Hundreds of fans burst into wild cheers and applause when the judges anointed Thanaporn Wongprasert as Miss Tiffany 1998, the first transvestite beauty queen.

Thanaporn beat 69 other transvestites who paraded in show costumes, swimsuits and evening gowns during the two-day contest.

Contestants said they felt it important to be able to compete and show off their beauty.

Plastic surgery is not permitted in the mainstream Miss Thailand contest, which has produced two Miss Universe winners in the past four decades.

But for transvestites, it's a necessity.

"Compared to real women, I am confident that many of us are even more beautiful, because we can have plastic surgery to make us as beautiful as we like," Chatarika Issarapakdi, 22, a police department accountant who was one of the five finalists, told Reuters.

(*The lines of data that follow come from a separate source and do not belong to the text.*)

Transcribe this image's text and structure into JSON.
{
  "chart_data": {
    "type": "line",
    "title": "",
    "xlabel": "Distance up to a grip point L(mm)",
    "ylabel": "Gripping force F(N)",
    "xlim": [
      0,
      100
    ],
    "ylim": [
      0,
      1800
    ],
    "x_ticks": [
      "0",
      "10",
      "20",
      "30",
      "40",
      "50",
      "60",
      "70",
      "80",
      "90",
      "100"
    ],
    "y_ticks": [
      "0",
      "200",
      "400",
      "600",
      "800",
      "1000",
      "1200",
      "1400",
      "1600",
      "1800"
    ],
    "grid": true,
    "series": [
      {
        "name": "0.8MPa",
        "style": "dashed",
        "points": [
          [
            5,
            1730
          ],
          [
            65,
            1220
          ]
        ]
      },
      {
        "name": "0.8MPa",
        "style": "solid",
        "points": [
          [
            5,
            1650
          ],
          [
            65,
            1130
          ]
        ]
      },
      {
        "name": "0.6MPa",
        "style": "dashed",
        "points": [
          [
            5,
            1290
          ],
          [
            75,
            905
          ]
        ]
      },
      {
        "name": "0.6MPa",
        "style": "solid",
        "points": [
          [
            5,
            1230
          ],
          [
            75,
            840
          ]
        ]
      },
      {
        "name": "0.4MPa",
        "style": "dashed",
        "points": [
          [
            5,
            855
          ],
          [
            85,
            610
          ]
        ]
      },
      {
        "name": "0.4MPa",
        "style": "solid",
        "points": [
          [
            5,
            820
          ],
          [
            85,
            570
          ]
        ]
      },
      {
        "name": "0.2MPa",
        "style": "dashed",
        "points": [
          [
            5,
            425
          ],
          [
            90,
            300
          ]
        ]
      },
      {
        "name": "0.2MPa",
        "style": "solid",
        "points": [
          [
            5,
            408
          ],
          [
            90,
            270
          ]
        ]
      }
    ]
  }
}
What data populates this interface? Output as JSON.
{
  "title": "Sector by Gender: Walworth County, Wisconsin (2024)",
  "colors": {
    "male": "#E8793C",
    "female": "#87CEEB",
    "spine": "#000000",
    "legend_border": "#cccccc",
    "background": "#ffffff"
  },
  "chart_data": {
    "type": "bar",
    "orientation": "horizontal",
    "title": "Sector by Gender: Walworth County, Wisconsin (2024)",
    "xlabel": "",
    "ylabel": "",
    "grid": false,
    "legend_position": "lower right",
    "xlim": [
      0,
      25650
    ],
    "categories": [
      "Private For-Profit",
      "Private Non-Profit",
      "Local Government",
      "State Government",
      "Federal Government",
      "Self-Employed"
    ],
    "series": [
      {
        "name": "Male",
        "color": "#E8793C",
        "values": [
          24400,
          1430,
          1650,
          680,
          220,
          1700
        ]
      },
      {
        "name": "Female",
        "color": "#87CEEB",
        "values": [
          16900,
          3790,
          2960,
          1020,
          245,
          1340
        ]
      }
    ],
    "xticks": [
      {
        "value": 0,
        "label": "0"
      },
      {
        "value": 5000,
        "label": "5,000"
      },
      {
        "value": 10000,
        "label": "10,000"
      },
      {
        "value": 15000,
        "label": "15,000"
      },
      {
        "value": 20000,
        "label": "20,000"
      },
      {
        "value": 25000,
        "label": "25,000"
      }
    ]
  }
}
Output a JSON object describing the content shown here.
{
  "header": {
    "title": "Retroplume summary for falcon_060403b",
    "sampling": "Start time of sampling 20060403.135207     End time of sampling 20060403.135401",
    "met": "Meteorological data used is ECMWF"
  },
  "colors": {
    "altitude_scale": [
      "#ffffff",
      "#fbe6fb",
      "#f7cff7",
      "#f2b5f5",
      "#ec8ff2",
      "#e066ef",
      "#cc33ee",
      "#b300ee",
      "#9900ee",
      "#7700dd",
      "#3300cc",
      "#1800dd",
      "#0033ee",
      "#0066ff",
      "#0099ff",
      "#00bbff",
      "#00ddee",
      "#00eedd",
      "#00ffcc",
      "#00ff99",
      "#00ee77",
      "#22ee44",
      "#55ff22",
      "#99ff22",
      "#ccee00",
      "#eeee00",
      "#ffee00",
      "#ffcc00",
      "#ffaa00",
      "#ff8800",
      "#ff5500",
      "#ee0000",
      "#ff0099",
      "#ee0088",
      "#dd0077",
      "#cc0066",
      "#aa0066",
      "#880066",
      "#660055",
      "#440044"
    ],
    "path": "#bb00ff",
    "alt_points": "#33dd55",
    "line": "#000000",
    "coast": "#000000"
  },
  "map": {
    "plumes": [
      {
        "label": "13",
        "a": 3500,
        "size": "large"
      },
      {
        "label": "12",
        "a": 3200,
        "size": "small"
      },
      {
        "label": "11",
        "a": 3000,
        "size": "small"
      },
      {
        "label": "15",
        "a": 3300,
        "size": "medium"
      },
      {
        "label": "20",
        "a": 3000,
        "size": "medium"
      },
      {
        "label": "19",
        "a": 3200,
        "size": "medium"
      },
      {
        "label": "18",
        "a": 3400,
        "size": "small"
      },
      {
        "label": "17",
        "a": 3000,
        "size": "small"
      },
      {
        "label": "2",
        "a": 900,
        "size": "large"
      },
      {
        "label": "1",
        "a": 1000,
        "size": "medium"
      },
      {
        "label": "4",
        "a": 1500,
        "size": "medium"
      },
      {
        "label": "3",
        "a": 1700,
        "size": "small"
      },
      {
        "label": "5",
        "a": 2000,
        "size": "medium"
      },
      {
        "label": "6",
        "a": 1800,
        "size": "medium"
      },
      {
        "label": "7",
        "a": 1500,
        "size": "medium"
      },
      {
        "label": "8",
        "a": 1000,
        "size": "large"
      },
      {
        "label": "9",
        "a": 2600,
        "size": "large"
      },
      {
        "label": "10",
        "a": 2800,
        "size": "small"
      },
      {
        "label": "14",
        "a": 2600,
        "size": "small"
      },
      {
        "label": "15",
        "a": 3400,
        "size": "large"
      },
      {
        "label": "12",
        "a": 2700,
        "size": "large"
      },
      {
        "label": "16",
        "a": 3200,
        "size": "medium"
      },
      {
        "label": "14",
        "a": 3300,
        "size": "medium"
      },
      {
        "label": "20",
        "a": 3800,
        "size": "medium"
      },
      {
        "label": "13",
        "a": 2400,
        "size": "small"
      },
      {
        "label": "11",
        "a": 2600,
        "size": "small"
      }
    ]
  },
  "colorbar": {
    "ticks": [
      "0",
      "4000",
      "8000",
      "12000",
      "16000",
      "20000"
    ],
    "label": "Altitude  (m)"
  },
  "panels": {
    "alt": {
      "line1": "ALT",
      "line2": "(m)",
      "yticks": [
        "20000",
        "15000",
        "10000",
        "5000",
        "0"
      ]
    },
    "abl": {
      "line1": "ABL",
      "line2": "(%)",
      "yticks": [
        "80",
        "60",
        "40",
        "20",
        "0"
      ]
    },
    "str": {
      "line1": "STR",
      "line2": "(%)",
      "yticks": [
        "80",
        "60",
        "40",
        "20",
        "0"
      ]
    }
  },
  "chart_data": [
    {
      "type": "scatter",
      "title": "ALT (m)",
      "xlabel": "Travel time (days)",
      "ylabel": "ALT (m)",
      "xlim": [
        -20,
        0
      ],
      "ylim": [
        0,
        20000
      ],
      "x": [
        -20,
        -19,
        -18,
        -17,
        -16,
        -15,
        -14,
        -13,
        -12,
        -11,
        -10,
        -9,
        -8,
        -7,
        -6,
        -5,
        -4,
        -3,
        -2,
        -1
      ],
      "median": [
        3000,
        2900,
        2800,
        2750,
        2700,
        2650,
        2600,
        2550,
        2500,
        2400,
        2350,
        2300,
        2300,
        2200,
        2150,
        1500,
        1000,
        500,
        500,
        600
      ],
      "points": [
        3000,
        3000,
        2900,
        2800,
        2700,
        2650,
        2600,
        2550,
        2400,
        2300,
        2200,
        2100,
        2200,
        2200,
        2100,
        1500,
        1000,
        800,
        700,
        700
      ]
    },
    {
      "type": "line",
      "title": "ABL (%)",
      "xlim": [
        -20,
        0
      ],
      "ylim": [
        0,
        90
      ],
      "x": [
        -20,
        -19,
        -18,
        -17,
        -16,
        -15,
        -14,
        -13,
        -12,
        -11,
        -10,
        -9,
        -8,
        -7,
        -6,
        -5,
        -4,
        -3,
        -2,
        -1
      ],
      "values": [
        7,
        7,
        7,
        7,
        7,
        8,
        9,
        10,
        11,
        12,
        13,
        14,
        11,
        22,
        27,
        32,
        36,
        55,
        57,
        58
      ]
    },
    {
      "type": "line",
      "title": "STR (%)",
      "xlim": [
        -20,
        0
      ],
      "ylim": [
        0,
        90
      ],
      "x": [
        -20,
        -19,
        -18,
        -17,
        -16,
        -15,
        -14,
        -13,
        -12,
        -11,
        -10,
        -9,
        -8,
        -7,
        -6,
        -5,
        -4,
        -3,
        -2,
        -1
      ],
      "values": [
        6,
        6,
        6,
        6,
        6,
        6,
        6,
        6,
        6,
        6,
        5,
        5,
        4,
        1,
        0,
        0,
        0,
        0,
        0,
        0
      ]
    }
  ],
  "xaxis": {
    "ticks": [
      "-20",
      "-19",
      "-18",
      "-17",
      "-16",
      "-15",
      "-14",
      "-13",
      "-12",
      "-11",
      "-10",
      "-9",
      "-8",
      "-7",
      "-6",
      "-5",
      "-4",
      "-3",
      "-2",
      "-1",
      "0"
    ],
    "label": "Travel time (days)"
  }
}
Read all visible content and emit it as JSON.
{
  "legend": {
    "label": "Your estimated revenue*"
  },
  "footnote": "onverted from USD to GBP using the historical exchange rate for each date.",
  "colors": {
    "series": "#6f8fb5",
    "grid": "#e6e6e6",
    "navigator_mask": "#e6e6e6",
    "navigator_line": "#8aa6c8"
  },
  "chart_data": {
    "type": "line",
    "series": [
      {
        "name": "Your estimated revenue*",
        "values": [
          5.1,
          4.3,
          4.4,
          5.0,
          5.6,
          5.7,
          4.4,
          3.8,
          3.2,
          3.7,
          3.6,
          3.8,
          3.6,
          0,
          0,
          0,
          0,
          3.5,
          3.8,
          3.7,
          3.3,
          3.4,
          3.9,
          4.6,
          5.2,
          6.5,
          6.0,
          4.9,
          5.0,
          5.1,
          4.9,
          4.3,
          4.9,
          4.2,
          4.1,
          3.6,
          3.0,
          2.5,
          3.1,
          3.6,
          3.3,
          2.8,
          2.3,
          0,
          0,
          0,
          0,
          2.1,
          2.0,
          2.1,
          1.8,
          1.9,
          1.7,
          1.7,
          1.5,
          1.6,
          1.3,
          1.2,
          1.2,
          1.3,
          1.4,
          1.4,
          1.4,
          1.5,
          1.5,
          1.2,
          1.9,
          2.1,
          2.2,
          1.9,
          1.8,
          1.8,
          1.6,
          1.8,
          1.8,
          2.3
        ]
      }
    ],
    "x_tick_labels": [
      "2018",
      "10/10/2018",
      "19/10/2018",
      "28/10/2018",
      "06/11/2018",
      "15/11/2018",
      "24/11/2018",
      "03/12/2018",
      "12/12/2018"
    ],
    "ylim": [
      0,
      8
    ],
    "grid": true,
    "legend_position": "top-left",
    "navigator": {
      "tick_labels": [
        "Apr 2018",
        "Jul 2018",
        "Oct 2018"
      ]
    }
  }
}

"Plastic flowers are sometimes more beautiful than the real ones," said Chatarika, who has already undergone surgery to change his sex organs to those of a woman.

The new Miss Thailand receives many prizes, including 800,000 baht ($21,300) and a luxury car, usually devotes her time to promoting the reputation of the country and often vows to use the money to further her education.

Not so for Miss Tiffany.

"I will spend this money for my beauty," Thanaporn said when asked how the 50,000 baht prize money would be sent.

The judges said that the large number of beautiful contestants made it hard to pick a winner on Saturday night.

"The most difficult point is when we have to pick one out of the final five. Once the beauty is equal we have to use knowledge, intellect and wit as factors to judge them," said chief judge Seri Wongmonta, a well known transvestite and an economist at Thammasat University.

Seri said the contest was important as transvestites have contributed a lot to the economy of Pattaya, known to many as Thailand's premier sex and sun resort.

"Many people in Thailand are well aware that the transvestite cabaret shows are very important to the economy of Pattaya, so what we are doing here gets a lot of attention from other people," Seri told Reuters.

About 1,000 tickets costing 500 baht ($1=37.5 baht) each were sold out a week before the contest, and the Tiffany Theatre's 680 seats were quickly filled -- forcing many fans to stand and watch.

More than half of the tourists who come to Pattaya will go to a cabaret show, Seri said.